A situação de falha total do sistema de gestão de resíduos de equipamentos elétricos e eletrónicos (REEE) é já um facto inquestionável e que levou o anterior Secretário de Estado do Ambiente a dizer publicamente que poderiam ser aplicadas multas até 5 milhões de euros ou mesmo a cassação de licenças neste setor.
A realidade, porém, parece ser muito diferente. Já passaram meses desde essas declarações, o Secretário de Estado em causa é agora deputado, a atual responsável governamental ainda não se pronunciou sobre o assunto e as tais multas, nem vê-las. Para já não falar na comissão de acompanhamento da gestão dos REEE proposta por João Ataíde que ainda não passou do papel.
Por isso é que não são de estranhar as ideias divulgadas pelo responsável pela maior Entidade Gestora (EG) de REEE que vem propor que a responsabilidade do cumprimento das metas de recolha e tratamento deste fluxo sejam repartidas entre as EG e outros intervenientes na gestão dos REEE.
Mas afinal, quem é que foi licenciado pelo Estado Português para garantir que as metas seriam cumpridas, não foram essas mesmas EG?
Quem é que recebe o ecovalor pago pelas empresas que colocam EEE no mercado, não são essas EG?
Mas afinal o ecovalor que recebem não chega para cobrir os custos com a recolha e o tratamento? Então, por que razão as EG propõem modelos económicos à APA e à DGAE que não geram as receitas suficientes para cumprirem as suas obrigações ambientais?
E já agora, o que leva a APA e a DGAE a aceitarem esses modelos económicos, quando se vê logo à partida que não vão funcionar?
Em 2017, o ecovalor para os equipamentos de refrigeração foi de € 66 por tonelada, tendo-se recolhido e tratado apenas 25% desses equipamentos. A meta para 2019 é de 65%, mas o ecovalor apenas subiu para € 80. Como é que a APA e a DGAE permitiram isto?
E esta EG vem agora dizer que os resultados não dependem da APA. Nada mais errado.

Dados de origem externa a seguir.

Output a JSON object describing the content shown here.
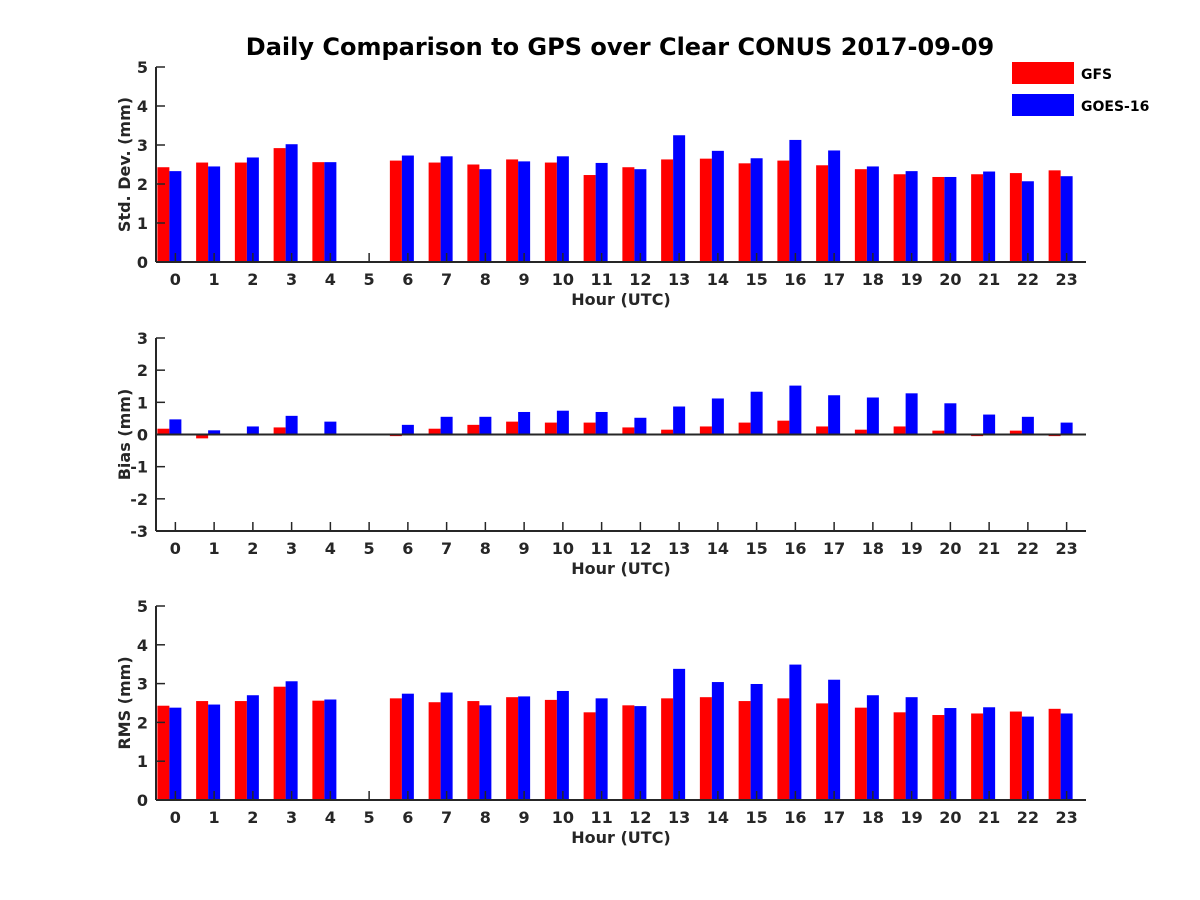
{
  "chart_data": {
    "type": "bar",
    "title": "Daily Comparison to GPS over Clear CONUS 2017-09-09",
    "legend": {
      "placement": "top-right",
      "entries": [
        {
          "name": "GFS",
          "color": "#ff0000"
        },
        {
          "name": "GOES-16",
          "color": "#0000ff"
        }
      ]
    },
    "categories": [
      "0",
      "1",
      "2",
      "3",
      "4",
      "5",
      "6",
      "7",
      "8",
      "9",
      "10",
      "11",
      "12",
      "13",
      "14",
      "15",
      "16",
      "17",
      "18",
      "19",
      "20",
      "21",
      "22",
      "23"
    ],
    "panels": [
      {
        "id": "std",
        "ylabel": "Std. Dev. (mm)",
        "xlabel": "Hour (UTC)",
        "ylim": [
          0,
          5
        ],
        "yticks": [
          "0",
          "1",
          "2",
          "3",
          "4",
          "5"
        ],
        "series": [
          {
            "name": "GFS",
            "color": "#ff0000",
            "values": [
              2.43,
              2.55,
              2.55,
              2.92,
              2.56,
              null,
              2.6,
              2.55,
              2.5,
              2.63,
              2.55,
              2.23,
              2.43,
              2.63,
              2.65,
              2.53,
              2.6,
              2.48,
              2.38,
              2.25,
              2.18,
              2.25,
              2.28,
              2.35
            ]
          },
          {
            "name": "GOES-16",
            "color": "#0000ff",
            "values": [
              2.33,
              2.45,
              2.68,
              3.02,
              2.56,
              null,
              2.73,
              2.71,
              2.38,
              2.58,
              2.71,
              2.54,
              2.38,
              3.25,
              2.85,
              2.66,
              3.13,
              2.86,
              2.45,
              2.33,
              2.18,
              2.32,
              2.07,
              2.2
            ]
          }
        ]
      },
      {
        "id": "bias",
        "ylabel": "Bias (mm)",
        "xlabel": "Hour (UTC)",
        "ylim": [
          -3,
          3
        ],
        "yticks": [
          "-3",
          "-2",
          "-1",
          "0",
          "1",
          "2",
          "3"
        ],
        "series": [
          {
            "name": "GFS",
            "color": "#ff0000",
            "values": [
              0.18,
              -0.12,
              0.02,
              0.22,
              0.03,
              null,
              -0.05,
              0.18,
              0.3,
              0.4,
              0.37,
              0.37,
              0.22,
              0.15,
              0.25,
              0.37,
              0.43,
              0.25,
              0.15,
              0.25,
              0.12,
              -0.05,
              0.12,
              -0.05
            ]
          },
          {
            "name": "GOES-16",
            "color": "#0000ff",
            "values": [
              0.47,
              0.13,
              0.25,
              0.58,
              0.4,
              null,
              0.3,
              0.55,
              0.55,
              0.7,
              0.74,
              0.7,
              0.52,
              0.87,
              1.12,
              1.33,
              1.52,
              1.22,
              1.15,
              1.28,
              0.97,
              0.62,
              0.55,
              0.37
            ]
          }
        ]
      },
      {
        "id": "rms",
        "ylabel": "RMS (mm)",
        "xlabel": "Hour (UTC)",
        "ylim": [
          0,
          5
        ],
        "yticks": [
          "0",
          "1",
          "2",
          "3",
          "4",
          "5"
        ],
        "series": [
          {
            "name": "GFS",
            "color": "#ff0000",
            "values": [
              2.43,
              2.55,
              2.55,
              2.92,
              2.56,
              null,
              2.62,
              2.52,
              2.55,
              2.65,
              2.58,
              2.26,
              2.44,
              2.62,
              2.65,
              2.55,
              2.62,
              2.49,
              2.38,
              2.26,
              2.19,
              2.23,
              2.28,
              2.35
            ]
          },
          {
            "name": "GOES-16",
            "color": "#0000ff",
            "values": [
              2.38,
              2.46,
              2.7,
              3.06,
              2.59,
              null,
              2.74,
              2.77,
              2.44,
              2.67,
              2.81,
              2.62,
              2.42,
              3.38,
              3.04,
              2.99,
              3.49,
              3.1,
              2.7,
              2.65,
              2.37,
              2.39,
              2.15,
              2.23
            ]
          }
        ]
      }
    ]
  }
}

A APA, por ser o departamento do Ministério do Ambiente com a tutela nesta matéria, é a principal responsável pelo colapso da gestão dos REEE em Portugal, não só porque aprova ecovalores ridículos, como também porque aceita como bons, dados fornecidos pelas EG sobre o tratamento de REEE em Operadores de Gestão de Resíduos (OGR) que não têm condições para o fazer e que não apresentam qualquer evidência da remoção de contaminantes.
Como é possível aceitar que foram tratados adequadamente REEE que entram num fragmentador de VFV misturados com outra sucata metálica e que são descarregados diretamente no equipamento de fragmentação de metais sem qualquer triagem prévia de contaminantes, como aliás está bem demonstrado para os condensadores com PCBs que compõem os pequenos EEE?
Pelos vistos não aprendemos nada com as ilegalidades feitas com os REEE em Canas de Senhorim, quando as EG contrataram um OGR que não tinha condições para fazer o tratamento adequado desses resíduos e, apesar de alertadas, continuaram a enviar resíduos para essa empresa, sem que a APA fizesse o que quer que fosse para evitar estra situação.
Em 2019 Portugal vai atingir menos de 30% de recolha e tratamento de REEE, quando a meta é de 65%. Quem é vai ser responsabilizado por isto? Será que desta vez a APA vai penalizar as EG por este incumprimento?
E se não o fizer, qual vai ser a moral do Ministério do Ambiente para exigir a quem quer que seja que cumpra a legislação ambiental? E quem é que vai responsabilizar a APA e os seus funcionários por não fazerem cumprir a lei?
Rui Berkemeier é Engenheiro do Ambiente licenciado pela FCT/UNL. Foi Técnico Superior da Direção de Serviços de Hidráulica do Sul em Évora (1988-1992), na área de Controlo da poluição hídrica e extração de inertes, e Chefe de Setor de Ambiente da CM das Ilhas em Macau (1992-1996) na Gestão de Resíduos e Educação Ambiental. Desempenhou as funções de Coordenador do Centro de Informação de Resíduos da Quercus de 1996 a 2016 acompanhando as políticas nacionais de gestão de resíduos. Atualmente é técnico especialista na Zero – Associação Sistema Terrestre Sustentável.